Выбрать главу

Там он встретил человека по имени Жан – тот и запустил цепочку событий, которая в итоге привела к встрече моих родителей.

– Один мой знакомый возвращается в Бельгию, и ему надо поменять очень крупную сумму долларов, потому что в Бельгию нельзя ввозить иностранную валюту, – сказал ему Жан. – Не знаешь никого, кому нужны доллары? Он поменял их по курсу 34 французских франка за доллар и готов продать за 33.

Разумеется, мой отец не знал никого, кому были бы нужны доллары, так что он не обратил на это особого внимания. Несколько дней спустя, совершенно случайно, он познакомился с неким Морисом, у которого был друг, готовый купить доллары по курсу 76 франков.

Мой отец не мог поверить своим ушам. Он не ослышался? У Жана был продавец по курсу 33, а у Мориса – покупатель по курсу 76. На разнице можно было отлично заработать. Проблема заключалась в том, что отец понятия не имел, как найти Жана. Не зная ни его фамилии, ни адреса, он мотался по Тулузе на велосипеде три дня и три ночи, пытаясь его найти. На четвертый день отец пошел в кинотеатр и, когда выходил из него, понял, что оставил внутри свою газету, вернулся за ней – и наткнулся на Жана! У него ушло несколько дней на то, чтобы уладить все сложности и провернуть сделку, потому что сумма была очень большой и отцу надо было доказать, что он сможет доставить деньги. Чтобы доказать, что ему можно доверять, сначала он занял небольшую сумму у Фимы и использовал ее для тестового обмена, а через пару дней поменял оставшиеся деньги. Еще вчера у него не было ни гроша, а сегодня он стал по-настоящему богат. В своем дневнике отец писал, что ему было так стыдно за свой поношенный костюм во время сделки, что в день ее заключения он купил три костюма, шесть рубашек и две пары обуви. На этом удача от него не отвернулась. По воле судьбы покупателем долларов оказался дядя моей мамы, Саймон. Так мои родители и встретились.

Это не было любовью с первого взгляда. Леону Халфину было 29, на десять лет больше, чем моей матери, и ему нравилось крутить романы. Но Лили была еврейкой, и он знал, что с еврейскими девушками не обжимаются – на них женятся.
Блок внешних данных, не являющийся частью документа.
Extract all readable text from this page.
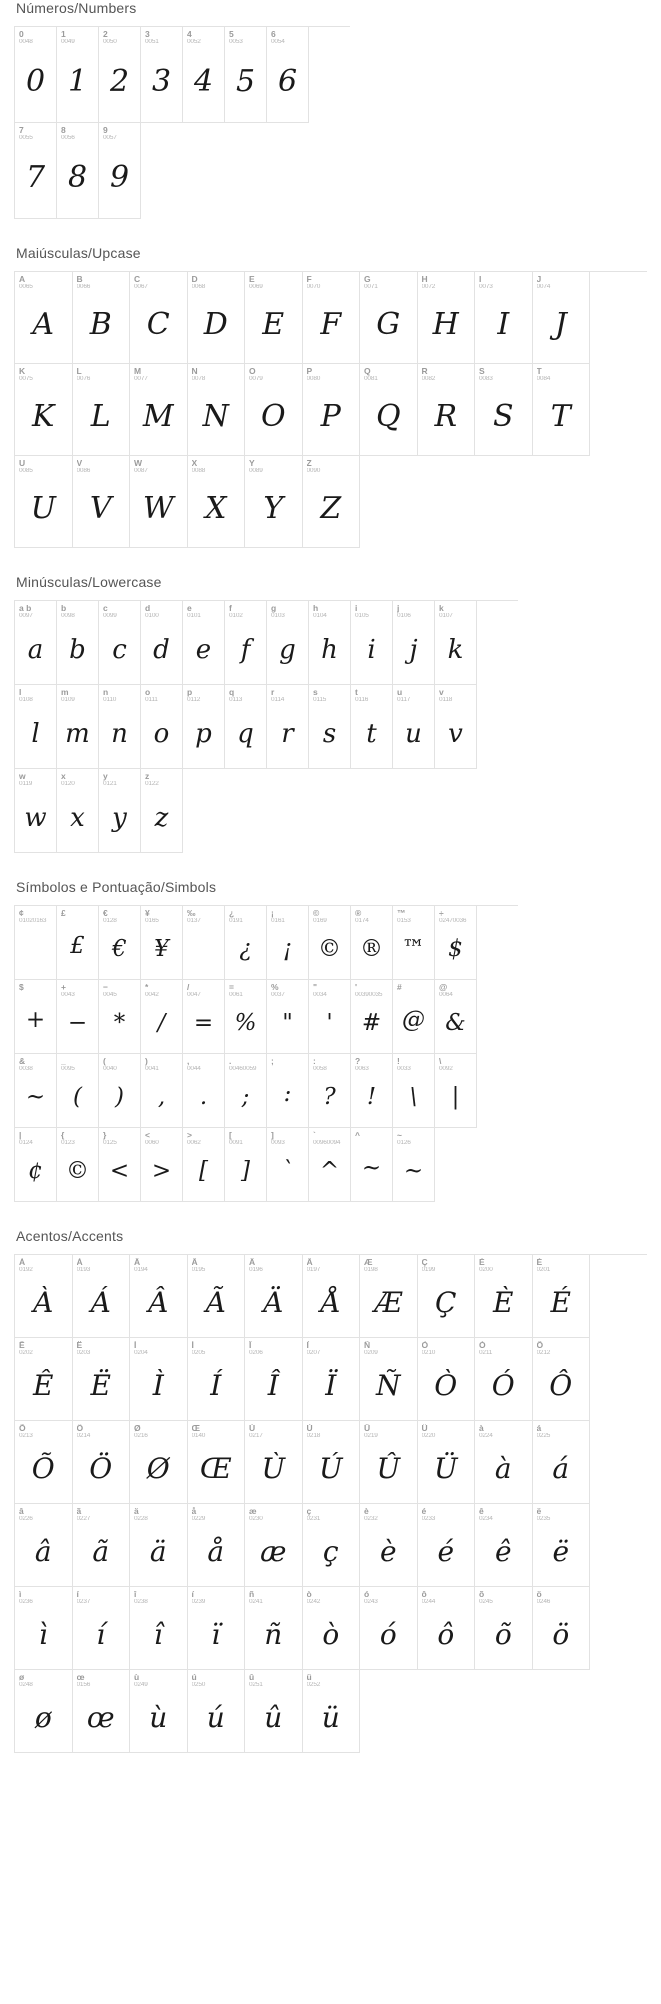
Números/Numbers
0
0048
0
1
0049
1
2
0050
2
3
0051
3
4
0052
4
5
0053
5
6
0054
6
7
0055
7
8
0056
8
9
0057
9
Maiúsculas/Upcase
A
0065
A
B
0066
B
C
0067
C
D
0068
D
E
0069
E
F
0070
F
G
0071
G
H
0072
H
I
0073
I
J
0074
J
K
0075
K
L
0076
L
M
0077
M
N
0078
N
O
0079
O
P
0080
P
Q
0081
Q
R
0082
R
S
0083
S
T
0084
T
U
0085
U
V
0086
V
W
0087
W
X
0088
X
Y
0089
Y
Z
0090
Z
Minúsculas/Lowercase
a b
0097
a
b
0098
b
c
0099
c
d
0100
d
e
0101
e
f
0102
f
g
0103
g
h
0104
h
i
0105
i
j
0106
j
k
0107
k
l
0108
l
m
0109
m
n
0110
n
o
0111
o
p
0112
p
q
0113
q
r
0114
r
s
0115
s
t
0116
t
u
0117
u
v
0118
v
w
0119
w
x
0120
x
y
0121
y
z
0122
z
Símbolos e Pontuação/Simbols
¢
01020163
£
£
€
0128
€
¥
0165
¥
‰
0137
¿
0191
¿
¡
0161
¡
©
0169
©
®
0174
®
™
0153
™
÷
02470036
$
$
+
+
0043
−
−
0045
*
*
0042
/
/
0047
=
=
0061
%
%
0037
"
"
0034
'
'
00390035
#
#
@
@
0064
&
&
0038
~
_
0095
(
(
0040
)
)
0041
,
,
0044
.
.
00460059
;
;
:
:
0058
?
?
0063
!
!
0033
\
\
0092
|
|
0124
¢
{
0123
©
}
0125
<
<
0060
>
>
0062
[
[
0091
]
]
0093
`
`
00960094
^
^
~
~
0126
~
Acentos/Accents
À
0192
À
Á
0193
Á
Â
0194
Â
Ã
0195
Ã
Ä
0196
Ä
Å
0197
Å
Æ
0198
Æ
Ç
0199
Ç
È
0200
È
É
0201
É
Ê
0202
Ê
Ë
0203
Ë
Ì
0204
Ì
Í
0205
Í
Î
0206
Î
Ï
0207
Ï
Ñ
0209
Ñ
Ò
0210
Ò
Ó
0211
Ó
Ô
0212
Ô
Õ
0213
Õ
Ö
0214
Ö
Ø
0216
Ø
Œ
0140
Œ
Ù
0217
Ù
Ú
0218
Ú
Û
0219
Û
Ü
0220
Ü
à
0224
à
á
0225
á
â
0226
â
ã
0227
ã
ä
0228
ä
å
0229
å
æ
0230
æ
ç
0231
ç
è
0232
è
é
0233
é
ê
0234
ê
ë
0235
ë
ì
0236
ì
í
0237
í
î
0238
î
ï
0239
ï
ñ
0241
ñ
ò
0242
ò
ó
0243
ó
ô
0244
ô
õ
0245
õ
ö
0246
ö
ø
0248
ø
œ
0156
œ
ù
0249
ù
ú
0250
ú
û
0251
û
ü
0252
ü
До них дошли известия о том, что дела в оккупированной немцами Бельгии идут не так уж плохо, и в октябре 1941 года родители по отдельности вернулись в Бельгию. Из-за расовых законов моя мать не могла поступить в университет, поэтому она пошла в школу моды, изучала женские головные уборы и училась делать шляпы. Мой отец, у которого теперь были деньги, не вернулся в Tungsram, фирму по продаже электроники, где работал до этого, а стал независимым предпринимателем в области радиодеталей в Брюсселе. Они виделись, когда вместе собирались старшие родственники и друзья семьи, но мой отец всегда относился к маме как к ребенку, задирал ее и щипал за щеки. Между ними не было никаких романтических отношений, хотя было ясно, что они нравятся друг другу. Леон не знал, что мама втайне была по уши в него влюблена.

Реальная опасность наступила летом 1942 года, когда эсэсовцы стали устраивать облавы на евреев и депортировать их. Люси, близкая подруга отца и его бывшая коллега из Tungsram, посоветовала ему бежать из Бельгии в Швейцарию. Он купил поддельные документы у бельгийской подпольной организации и начал планировать побег под вымышленным, типично бельгийским именем Леон Десмед. Он поехал не в одиночку: Люси договорилась с Гастоном Бюйном, девятнадцатилетним юношей-христианином, чтобы тот сопровождал его на пути через Францию до швейцарской границы. По непредсказуемому стечению обстоятельств к ним также присоединилась Рене, девятнадцатилетняя девушка, с которой мой отец только что познакомился. Она была бельгийской католичкой, которая влюбилась в отца и хотела бежать вместе с ним. Ее мать недавно умерла, и ей не нравилась женщина, с которой связался ее отец. Такова была невероятная троица, которая вместе двинулась в путь 6 августа 1942 года.

Поездка на поезде в Нанси, где они должны были пересесть на другой поезд, в Белфорт, была очень рискованной. Гастон, настоящий бельгиец с подлинными документами, проносил на себе деньги Леона – купюры были в подплечниках, золотые монеты в носках и ботинках, швейцарские деньги – в сумке с туалетными принадлежностями. Гастон намного больше походил на еврея, нежели Леон, поэтому для отвода глаз он подходил идеально. Было множество проверочных пунктов, на которых эсэсовцы наугад отбирали пассажиров мужского пола и командовали им спустить штаны, чтобы проверить, было ли им сделано обрезание. Гастону приказали опустить штаны. «Извините», – сказал ему эсэсовец и даже не взглянул на отца, сидевшего с ним рядом.